Deere lowered its full-year outlook and now sees overall sales falling by 10%. The global agriculture and turf business will take a bigger hit from exchange rate swings than originally projected, executives said, and construction equipment sales are now expected to fall 11% (compared to the 5% estimate issued in November). Deere's outlook for growth in the U.S. economy was also dialed back a notch.
A lower cost structure should allow the company to produce substantial profits, even if they aren't at high as investors would like. "Our forecast represents a level of performance much better than we have experienced in previous downturns," Allen explained. Net income is projected to be $1.3 billion this year, down from $1.9 billion in 2015 and $3.2 billion in 2014 .
Nordstrom's weak holiday results
Nordstrom fell 7% -- adding to a more than 30% decline for the stock over the past year -- after the department store retailer posted weak results for the key holiday-shopping quarter.
Comparable-store sales increased by just 1% in Q4, representing hardly any improvement over the prior quarter's 0.9% growth pace that management at the time called "disappointing." Gross profit slipped lower as well, falling by 2 percentage points to 35% of sales. Executives blamed an "elevated promotional environment" that required increased price cuts to generate significant customer traffic. The company did slightly better than the broader industry and can at least claim minor market share gains.
Management is also encouraged by the steady growth of Nordstrom's off-price business, which improved comps by a healthy 3.6%. That's why it plans to bring its Nordstrom Rack locations up to 60% of the store base by the end of this year. There are 20 such locations slated to open in 2016, compared to just 2 new traditional Nordstrom stores.

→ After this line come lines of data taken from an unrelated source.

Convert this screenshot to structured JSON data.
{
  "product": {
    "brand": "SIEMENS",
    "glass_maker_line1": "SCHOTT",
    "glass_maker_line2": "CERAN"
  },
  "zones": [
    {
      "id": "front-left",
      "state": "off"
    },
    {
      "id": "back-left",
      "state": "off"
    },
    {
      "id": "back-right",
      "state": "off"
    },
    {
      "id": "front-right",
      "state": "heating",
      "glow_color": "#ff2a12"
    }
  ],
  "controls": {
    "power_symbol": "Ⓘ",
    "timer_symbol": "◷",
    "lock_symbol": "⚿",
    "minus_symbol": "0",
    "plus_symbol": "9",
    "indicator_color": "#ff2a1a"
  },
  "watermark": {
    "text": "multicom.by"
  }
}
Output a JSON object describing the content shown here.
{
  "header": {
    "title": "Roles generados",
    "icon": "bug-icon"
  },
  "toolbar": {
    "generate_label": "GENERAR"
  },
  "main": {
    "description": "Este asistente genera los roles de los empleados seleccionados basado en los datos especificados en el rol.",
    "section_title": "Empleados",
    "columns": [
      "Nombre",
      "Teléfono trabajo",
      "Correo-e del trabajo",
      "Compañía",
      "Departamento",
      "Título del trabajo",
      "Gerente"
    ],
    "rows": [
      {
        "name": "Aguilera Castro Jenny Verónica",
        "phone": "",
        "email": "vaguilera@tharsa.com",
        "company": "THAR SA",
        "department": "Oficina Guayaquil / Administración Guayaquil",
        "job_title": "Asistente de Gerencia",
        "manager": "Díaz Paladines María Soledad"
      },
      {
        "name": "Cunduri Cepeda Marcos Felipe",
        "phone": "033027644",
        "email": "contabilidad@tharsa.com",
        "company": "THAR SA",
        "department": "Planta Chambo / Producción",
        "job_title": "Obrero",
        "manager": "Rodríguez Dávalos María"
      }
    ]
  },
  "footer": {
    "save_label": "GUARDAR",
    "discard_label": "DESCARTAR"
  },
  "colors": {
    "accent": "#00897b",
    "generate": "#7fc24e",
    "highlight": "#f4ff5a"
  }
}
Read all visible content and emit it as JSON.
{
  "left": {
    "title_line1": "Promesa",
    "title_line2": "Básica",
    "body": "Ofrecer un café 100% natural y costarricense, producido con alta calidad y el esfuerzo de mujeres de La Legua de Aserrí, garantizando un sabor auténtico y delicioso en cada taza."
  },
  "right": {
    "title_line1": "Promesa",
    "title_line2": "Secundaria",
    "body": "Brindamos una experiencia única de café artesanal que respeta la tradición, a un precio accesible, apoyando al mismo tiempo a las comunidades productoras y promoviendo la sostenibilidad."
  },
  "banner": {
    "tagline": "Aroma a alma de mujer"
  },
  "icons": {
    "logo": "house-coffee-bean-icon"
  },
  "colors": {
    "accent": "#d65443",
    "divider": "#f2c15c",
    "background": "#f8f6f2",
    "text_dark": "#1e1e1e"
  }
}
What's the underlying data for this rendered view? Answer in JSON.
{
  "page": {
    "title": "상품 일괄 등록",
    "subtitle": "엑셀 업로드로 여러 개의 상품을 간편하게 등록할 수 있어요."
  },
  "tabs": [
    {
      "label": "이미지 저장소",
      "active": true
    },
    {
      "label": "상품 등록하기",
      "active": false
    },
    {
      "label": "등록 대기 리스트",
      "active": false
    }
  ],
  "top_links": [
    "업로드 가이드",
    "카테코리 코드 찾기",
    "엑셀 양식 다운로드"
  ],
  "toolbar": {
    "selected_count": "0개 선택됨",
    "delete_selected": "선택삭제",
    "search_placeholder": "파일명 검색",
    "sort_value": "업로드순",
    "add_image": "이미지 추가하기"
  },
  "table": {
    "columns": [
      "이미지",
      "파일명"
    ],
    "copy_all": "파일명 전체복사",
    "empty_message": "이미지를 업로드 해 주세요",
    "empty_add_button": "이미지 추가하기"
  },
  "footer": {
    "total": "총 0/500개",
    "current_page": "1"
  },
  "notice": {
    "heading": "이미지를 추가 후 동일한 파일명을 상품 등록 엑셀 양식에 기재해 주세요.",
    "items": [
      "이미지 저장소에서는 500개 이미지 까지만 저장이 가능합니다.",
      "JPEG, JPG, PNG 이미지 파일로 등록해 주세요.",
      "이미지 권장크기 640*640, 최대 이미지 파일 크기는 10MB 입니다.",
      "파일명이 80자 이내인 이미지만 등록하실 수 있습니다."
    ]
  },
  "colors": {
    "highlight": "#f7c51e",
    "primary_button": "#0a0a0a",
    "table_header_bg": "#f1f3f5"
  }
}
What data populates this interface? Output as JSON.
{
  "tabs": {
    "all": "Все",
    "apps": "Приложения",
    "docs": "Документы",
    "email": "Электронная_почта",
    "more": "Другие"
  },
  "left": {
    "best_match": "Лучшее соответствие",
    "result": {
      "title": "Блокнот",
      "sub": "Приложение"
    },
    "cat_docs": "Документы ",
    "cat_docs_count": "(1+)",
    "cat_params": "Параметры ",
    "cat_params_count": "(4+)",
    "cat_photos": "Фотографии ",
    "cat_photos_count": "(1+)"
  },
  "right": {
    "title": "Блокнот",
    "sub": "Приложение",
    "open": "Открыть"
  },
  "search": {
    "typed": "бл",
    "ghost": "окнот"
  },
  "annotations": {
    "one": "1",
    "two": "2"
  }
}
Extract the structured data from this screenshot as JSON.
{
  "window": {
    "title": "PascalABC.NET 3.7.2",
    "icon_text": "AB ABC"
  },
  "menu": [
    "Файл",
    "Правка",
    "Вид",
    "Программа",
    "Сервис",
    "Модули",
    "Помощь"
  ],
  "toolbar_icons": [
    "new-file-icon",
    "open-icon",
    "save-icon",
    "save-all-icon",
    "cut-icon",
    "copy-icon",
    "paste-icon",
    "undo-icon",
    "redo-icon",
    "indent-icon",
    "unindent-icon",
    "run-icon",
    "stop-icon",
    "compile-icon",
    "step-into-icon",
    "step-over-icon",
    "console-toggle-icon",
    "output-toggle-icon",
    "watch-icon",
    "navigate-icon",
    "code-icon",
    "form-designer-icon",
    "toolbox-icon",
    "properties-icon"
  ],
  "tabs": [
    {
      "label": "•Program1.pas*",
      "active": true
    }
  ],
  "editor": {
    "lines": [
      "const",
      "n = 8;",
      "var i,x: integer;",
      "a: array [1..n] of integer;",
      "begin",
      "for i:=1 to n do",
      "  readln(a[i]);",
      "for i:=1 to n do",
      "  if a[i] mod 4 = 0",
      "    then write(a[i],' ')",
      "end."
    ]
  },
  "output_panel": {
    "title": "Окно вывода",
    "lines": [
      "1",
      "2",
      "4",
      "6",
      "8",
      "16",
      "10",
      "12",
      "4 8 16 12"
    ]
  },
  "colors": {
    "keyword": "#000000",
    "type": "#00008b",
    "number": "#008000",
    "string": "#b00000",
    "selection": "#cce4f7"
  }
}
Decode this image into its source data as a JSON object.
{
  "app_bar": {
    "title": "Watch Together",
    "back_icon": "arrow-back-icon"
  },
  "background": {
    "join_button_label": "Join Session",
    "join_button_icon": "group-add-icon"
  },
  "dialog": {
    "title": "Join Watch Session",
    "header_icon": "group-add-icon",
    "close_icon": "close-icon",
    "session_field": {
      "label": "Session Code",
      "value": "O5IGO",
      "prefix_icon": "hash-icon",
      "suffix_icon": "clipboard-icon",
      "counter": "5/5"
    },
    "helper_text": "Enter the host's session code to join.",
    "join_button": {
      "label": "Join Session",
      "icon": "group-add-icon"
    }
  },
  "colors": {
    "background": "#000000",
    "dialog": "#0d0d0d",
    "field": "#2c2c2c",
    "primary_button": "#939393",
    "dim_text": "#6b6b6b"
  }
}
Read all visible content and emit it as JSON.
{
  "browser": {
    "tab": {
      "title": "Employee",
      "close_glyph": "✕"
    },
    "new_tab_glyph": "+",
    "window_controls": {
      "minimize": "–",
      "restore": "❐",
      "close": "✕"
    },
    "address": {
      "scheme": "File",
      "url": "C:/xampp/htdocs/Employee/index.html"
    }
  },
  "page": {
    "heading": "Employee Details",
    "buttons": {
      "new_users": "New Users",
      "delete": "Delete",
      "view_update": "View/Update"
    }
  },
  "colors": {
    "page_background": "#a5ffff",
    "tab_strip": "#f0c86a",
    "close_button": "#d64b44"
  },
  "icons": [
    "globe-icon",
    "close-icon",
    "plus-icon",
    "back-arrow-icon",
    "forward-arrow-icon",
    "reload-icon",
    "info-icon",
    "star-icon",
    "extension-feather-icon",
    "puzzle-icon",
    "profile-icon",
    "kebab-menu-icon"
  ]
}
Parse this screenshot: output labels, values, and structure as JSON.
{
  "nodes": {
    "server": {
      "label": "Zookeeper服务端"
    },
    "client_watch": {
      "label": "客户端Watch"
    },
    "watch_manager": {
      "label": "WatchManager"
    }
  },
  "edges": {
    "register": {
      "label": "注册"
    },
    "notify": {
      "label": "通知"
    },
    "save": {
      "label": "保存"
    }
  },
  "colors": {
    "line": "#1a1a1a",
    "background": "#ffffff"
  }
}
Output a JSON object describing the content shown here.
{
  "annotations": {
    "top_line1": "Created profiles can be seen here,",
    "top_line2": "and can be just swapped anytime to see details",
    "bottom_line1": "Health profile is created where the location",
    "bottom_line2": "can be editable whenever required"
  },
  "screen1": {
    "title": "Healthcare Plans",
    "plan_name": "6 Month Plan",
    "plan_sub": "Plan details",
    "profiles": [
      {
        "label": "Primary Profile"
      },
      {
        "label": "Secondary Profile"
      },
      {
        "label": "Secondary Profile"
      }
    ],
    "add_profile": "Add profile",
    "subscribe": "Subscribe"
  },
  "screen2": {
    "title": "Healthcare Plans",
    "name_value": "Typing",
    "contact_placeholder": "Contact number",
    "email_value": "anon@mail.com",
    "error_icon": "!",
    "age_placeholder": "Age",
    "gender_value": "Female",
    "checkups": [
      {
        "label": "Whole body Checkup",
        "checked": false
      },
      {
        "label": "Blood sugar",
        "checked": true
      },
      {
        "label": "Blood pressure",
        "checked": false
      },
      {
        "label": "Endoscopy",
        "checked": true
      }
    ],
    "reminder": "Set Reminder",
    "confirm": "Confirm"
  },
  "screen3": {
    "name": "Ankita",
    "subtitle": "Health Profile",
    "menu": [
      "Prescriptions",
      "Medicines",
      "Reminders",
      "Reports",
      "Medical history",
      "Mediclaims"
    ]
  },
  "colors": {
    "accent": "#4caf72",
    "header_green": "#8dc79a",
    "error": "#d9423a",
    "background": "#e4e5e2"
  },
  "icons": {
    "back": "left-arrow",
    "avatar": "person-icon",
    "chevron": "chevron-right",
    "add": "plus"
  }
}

The retailer doesn't see a quick rebound in the cards. Total comps will be just 1% in 2016, Nordstrom predicted, down from last year's 2% pace. Profits should come in at $3.23 per share at the midpoint of guidance, which would represent no growth over last year's result. Weighing heavily on those results will be a planned entry into the Canadian market, which should cleave about $60 million out of earnings in 2016. Nordstrom still targets $20 billion of annual sales by 2020, up from $14 billion last year.